4 of 134 comments (clear)

  1. No compelling features over OOo 2.0? by octaene · · Score: 5, Interesting

    So, after reading the article, I didn't see any compelling features beyond what OpenOffice.org 2.0 promises. I saw several references to StarOffice's superiority over Microsoft Office 2003, but that's about it.

    Me, I'll wait for OpenOffice.org 2.0. BTW, when is that, anyway?

    1. Re:No compelling features over OOo 2.0? by einhverfr · · Score: 4, Interesting

      Furthermore, who doesn't depend on Microsoft Office documents for production work? Everyone I know has to send/receive documents in these formats-- at least Word and Excel.

      This being said I have several buisnesses using OOo 2.0 Beta 2 for production work. They do this simply because the betas for OOo 2.0 are simply so much more stable and functional than 1.1.x that there is no reason not to use them. Yes, I know-- don't use beta software for production work this seems to be the exception.

      This being said, I don't use OOo much. I find that it doesn't have applications in any are which are best-of-breed and the only value I see is that you have an integrated suite. Gor example, Gnumeric is such of a great spreadsheet I can't imagine using anything else for production work.

      --

      LedgerSMB: Open source Accounting/ERP
    2. Re:No compelling features over OOo 2.0? by AKAImBatman · · Score: 5, Interesting

      The differences basically amount to:

      1. StarOffice has better MS Office support (I assume thanks to the Sun/MS Deal)
      2. StarOffice has a nicer GUI that Sun has not backported into OOo
      3. Sun provides corporate support for StarOffice. You're on your own for OOo.
      4. Extra bundled stuff like fonts, clipart, and templates. Nice if you do a lot of office documents, but not critical or irreplacible.

      Me, I'll wait for OpenOffice.org 2.0. BTW, when is that, anyway?

      When it's done.
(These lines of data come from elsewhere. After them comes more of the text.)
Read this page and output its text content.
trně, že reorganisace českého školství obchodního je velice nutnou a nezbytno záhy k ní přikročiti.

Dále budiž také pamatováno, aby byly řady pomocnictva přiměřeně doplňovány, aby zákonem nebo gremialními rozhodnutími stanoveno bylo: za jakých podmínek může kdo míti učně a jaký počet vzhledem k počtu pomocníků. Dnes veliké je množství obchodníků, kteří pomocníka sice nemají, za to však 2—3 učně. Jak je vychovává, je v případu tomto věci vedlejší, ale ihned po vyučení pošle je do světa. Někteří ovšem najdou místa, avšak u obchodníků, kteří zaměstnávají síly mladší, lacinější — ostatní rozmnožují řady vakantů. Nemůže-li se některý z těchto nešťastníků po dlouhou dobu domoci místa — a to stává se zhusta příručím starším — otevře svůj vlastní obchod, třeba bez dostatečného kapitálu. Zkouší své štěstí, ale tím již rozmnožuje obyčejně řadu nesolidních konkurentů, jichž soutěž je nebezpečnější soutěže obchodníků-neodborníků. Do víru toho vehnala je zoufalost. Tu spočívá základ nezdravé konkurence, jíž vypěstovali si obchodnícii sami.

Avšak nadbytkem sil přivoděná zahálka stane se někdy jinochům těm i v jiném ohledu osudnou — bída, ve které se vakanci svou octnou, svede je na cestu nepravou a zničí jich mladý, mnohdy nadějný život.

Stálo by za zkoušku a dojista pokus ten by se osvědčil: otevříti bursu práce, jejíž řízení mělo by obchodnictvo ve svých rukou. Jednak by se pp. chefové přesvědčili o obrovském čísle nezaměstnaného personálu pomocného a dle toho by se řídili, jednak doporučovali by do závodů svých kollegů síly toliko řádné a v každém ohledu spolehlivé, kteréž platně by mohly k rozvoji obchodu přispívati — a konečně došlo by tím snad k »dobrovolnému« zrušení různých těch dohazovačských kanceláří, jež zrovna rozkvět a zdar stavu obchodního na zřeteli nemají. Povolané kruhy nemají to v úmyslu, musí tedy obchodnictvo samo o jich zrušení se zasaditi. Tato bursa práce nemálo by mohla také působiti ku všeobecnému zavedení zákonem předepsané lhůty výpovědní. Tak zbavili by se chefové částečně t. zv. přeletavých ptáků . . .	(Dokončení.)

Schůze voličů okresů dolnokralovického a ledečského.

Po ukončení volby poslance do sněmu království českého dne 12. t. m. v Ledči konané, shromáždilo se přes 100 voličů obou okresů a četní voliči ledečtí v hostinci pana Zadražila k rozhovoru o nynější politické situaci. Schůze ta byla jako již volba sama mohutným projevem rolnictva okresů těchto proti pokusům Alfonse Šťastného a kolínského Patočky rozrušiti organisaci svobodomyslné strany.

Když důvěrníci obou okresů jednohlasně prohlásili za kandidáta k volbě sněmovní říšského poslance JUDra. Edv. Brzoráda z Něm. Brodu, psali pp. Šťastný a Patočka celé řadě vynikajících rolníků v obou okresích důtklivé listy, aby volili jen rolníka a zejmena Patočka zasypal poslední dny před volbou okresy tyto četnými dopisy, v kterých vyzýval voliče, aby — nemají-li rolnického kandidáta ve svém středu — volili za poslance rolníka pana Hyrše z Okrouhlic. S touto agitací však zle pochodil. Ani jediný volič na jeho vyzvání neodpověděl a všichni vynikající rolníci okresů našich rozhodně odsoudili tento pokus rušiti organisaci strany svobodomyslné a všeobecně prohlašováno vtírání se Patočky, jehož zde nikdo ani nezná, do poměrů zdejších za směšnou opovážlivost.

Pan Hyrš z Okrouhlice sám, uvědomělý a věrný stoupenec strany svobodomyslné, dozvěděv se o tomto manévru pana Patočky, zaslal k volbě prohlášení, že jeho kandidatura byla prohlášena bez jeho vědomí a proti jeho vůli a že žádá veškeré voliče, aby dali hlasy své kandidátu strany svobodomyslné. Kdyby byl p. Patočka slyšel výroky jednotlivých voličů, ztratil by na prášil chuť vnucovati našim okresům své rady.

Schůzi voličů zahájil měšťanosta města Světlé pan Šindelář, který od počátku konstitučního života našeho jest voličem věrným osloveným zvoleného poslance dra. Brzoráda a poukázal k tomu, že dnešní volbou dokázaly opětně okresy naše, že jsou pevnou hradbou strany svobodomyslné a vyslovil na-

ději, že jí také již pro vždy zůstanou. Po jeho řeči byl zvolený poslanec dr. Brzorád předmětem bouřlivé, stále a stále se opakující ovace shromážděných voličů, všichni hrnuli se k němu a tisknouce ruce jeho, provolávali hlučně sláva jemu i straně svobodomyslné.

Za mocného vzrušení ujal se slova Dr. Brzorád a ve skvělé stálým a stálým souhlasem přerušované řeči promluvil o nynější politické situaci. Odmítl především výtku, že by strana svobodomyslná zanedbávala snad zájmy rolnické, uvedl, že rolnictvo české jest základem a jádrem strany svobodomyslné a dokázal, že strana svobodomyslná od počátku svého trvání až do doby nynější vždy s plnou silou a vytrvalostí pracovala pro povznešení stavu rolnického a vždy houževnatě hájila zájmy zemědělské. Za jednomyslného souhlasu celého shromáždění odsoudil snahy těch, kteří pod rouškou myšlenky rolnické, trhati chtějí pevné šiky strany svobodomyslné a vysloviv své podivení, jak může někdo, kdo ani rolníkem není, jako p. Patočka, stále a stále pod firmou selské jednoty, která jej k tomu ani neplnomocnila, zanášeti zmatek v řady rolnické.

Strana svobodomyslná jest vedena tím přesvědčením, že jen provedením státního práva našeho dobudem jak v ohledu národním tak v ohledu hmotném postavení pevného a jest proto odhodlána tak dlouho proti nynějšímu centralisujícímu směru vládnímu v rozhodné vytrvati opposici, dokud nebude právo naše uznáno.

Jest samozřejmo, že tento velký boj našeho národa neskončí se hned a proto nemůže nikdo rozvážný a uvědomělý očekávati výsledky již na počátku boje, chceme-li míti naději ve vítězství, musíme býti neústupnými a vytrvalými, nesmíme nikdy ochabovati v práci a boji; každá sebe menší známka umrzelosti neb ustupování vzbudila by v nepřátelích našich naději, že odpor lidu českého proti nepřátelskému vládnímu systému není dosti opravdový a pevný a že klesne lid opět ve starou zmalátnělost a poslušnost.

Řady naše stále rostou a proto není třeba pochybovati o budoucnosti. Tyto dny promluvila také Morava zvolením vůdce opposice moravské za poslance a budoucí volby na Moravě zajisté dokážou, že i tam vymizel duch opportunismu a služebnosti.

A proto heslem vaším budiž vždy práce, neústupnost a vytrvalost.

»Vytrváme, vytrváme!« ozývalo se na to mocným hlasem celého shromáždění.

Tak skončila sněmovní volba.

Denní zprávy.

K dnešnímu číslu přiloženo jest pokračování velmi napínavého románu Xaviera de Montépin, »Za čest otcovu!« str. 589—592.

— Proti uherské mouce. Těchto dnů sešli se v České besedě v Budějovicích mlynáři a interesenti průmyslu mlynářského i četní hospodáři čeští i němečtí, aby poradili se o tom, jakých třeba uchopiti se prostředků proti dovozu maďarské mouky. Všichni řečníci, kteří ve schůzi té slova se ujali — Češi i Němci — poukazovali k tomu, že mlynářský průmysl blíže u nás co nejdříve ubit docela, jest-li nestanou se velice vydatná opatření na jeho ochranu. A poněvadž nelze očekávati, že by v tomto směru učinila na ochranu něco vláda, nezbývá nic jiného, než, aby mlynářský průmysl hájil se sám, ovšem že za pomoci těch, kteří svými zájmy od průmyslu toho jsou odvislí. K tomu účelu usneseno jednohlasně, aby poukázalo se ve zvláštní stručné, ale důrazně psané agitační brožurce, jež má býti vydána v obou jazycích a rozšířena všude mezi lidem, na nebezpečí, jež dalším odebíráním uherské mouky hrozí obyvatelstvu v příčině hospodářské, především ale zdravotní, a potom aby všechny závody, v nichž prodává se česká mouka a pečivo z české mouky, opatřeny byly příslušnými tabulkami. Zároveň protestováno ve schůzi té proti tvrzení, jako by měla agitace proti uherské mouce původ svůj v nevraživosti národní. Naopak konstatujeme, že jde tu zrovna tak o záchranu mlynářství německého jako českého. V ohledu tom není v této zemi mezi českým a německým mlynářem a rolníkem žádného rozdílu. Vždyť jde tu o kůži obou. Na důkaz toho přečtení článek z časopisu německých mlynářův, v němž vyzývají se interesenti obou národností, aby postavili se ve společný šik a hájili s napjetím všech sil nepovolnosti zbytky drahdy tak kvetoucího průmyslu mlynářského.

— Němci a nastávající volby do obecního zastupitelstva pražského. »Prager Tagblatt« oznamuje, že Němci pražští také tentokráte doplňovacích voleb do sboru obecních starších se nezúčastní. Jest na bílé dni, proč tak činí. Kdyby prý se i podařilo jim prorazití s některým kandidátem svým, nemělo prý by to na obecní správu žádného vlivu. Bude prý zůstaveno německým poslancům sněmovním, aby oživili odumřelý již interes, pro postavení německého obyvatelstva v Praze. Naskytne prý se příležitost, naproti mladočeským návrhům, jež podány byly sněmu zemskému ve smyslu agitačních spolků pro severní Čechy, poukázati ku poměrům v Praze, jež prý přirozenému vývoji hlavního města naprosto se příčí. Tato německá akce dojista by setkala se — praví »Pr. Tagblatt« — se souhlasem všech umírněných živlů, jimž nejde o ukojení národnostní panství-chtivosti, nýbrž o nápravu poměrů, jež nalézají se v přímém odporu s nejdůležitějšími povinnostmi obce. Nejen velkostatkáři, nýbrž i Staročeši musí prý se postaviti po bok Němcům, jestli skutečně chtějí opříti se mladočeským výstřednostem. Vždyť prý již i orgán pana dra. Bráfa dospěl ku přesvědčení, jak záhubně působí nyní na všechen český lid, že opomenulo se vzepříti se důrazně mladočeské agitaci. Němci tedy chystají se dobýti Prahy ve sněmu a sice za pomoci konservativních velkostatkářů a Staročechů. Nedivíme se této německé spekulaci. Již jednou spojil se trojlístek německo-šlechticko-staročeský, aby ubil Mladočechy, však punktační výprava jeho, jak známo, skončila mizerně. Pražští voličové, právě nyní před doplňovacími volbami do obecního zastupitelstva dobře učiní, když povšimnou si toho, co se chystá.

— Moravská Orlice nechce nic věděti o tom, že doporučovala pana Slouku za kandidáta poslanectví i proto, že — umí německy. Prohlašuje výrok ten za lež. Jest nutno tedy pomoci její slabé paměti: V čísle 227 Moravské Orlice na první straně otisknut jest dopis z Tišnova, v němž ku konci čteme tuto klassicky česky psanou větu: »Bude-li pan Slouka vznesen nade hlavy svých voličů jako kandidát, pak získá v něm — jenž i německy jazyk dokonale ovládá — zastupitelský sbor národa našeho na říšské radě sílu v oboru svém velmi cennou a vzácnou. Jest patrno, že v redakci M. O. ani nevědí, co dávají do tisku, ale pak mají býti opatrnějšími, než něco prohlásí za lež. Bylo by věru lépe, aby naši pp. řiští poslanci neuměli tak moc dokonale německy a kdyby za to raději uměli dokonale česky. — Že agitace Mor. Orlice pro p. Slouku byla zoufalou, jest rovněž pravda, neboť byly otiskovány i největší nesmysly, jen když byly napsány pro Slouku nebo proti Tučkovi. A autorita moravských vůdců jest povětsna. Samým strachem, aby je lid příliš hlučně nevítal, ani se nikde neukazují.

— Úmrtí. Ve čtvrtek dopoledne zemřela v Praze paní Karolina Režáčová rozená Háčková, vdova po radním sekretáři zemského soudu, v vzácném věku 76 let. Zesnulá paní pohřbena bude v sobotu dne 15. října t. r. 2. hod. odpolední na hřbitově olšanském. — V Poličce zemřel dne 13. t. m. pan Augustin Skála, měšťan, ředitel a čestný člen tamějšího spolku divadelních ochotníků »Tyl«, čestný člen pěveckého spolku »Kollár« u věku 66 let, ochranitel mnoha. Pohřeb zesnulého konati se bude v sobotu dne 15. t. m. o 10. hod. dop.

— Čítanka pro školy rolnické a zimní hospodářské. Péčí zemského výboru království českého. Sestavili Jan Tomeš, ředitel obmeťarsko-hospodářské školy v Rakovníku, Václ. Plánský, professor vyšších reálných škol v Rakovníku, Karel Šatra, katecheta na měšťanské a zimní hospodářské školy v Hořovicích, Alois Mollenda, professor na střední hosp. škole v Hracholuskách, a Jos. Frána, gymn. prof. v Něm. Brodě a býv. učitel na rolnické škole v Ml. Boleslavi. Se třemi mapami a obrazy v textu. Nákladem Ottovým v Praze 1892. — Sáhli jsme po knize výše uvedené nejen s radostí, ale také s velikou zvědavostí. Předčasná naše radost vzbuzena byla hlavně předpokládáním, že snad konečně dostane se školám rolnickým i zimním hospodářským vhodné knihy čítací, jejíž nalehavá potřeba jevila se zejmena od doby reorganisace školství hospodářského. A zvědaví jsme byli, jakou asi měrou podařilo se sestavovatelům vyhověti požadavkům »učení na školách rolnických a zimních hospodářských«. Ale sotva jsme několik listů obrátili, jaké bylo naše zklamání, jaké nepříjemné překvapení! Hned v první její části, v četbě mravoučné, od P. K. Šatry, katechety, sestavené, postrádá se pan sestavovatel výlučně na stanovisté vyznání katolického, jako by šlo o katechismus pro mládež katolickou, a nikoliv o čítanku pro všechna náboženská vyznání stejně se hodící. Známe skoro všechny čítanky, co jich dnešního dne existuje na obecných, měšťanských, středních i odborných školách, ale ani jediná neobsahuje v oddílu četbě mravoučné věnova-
They've released betas of it as OOo 1.9.x, so you can go grab a copy whenever you feel like it.

  2. (Slightly O/T) OpenOffice by Anonymous Coward · · Score: 5, Interesting

    I like OpenOffice on platforms for which it was designed to work (Win32, Linux), but it uses so many non-portable Linuxisms that it runs extremely poorly to not at all on OpenBSD, even with Linux emulation and Linux-style /proc enabled. That is to say that it runs, but consumes far too much memory and crashes frequently. And I'm too lazy to try patches from NetBSD pkgsrc or FreeBSD ports, so right now I've been using AbiWord and gnumeric in place of OO. They are fine, but don't do Office formats as well, and AbiWord generates really lousy postscript, which means that anything I print comes out looking like shit.

    (Please don't make this into a question of Linux vs BSD or free vs propriertary OS, that's not the point I'm trying to make.)

    From a usability perspective I like OpenOffice, but I wish it were more portable. In my mind, if a program uses too many Linuxisms that don't hold on other Unix-like systems and require non-trivial patches to port, it is a good sign that the code is poorly written. I.E. it's doing stupid things like relying on Linux-specific values in /proc, or not checking return values of functions that can fail, or making generally unsafe assumptions that just don't happen to come up on Linux. That's a sign of bad code. In defense of OO, it is fine to work with where it does work, and in some cases I like the UI better than MS Office. The best I can say is that it's come a long way since StarOffice 5, which ran poorly, even on systems on which it was designed to run.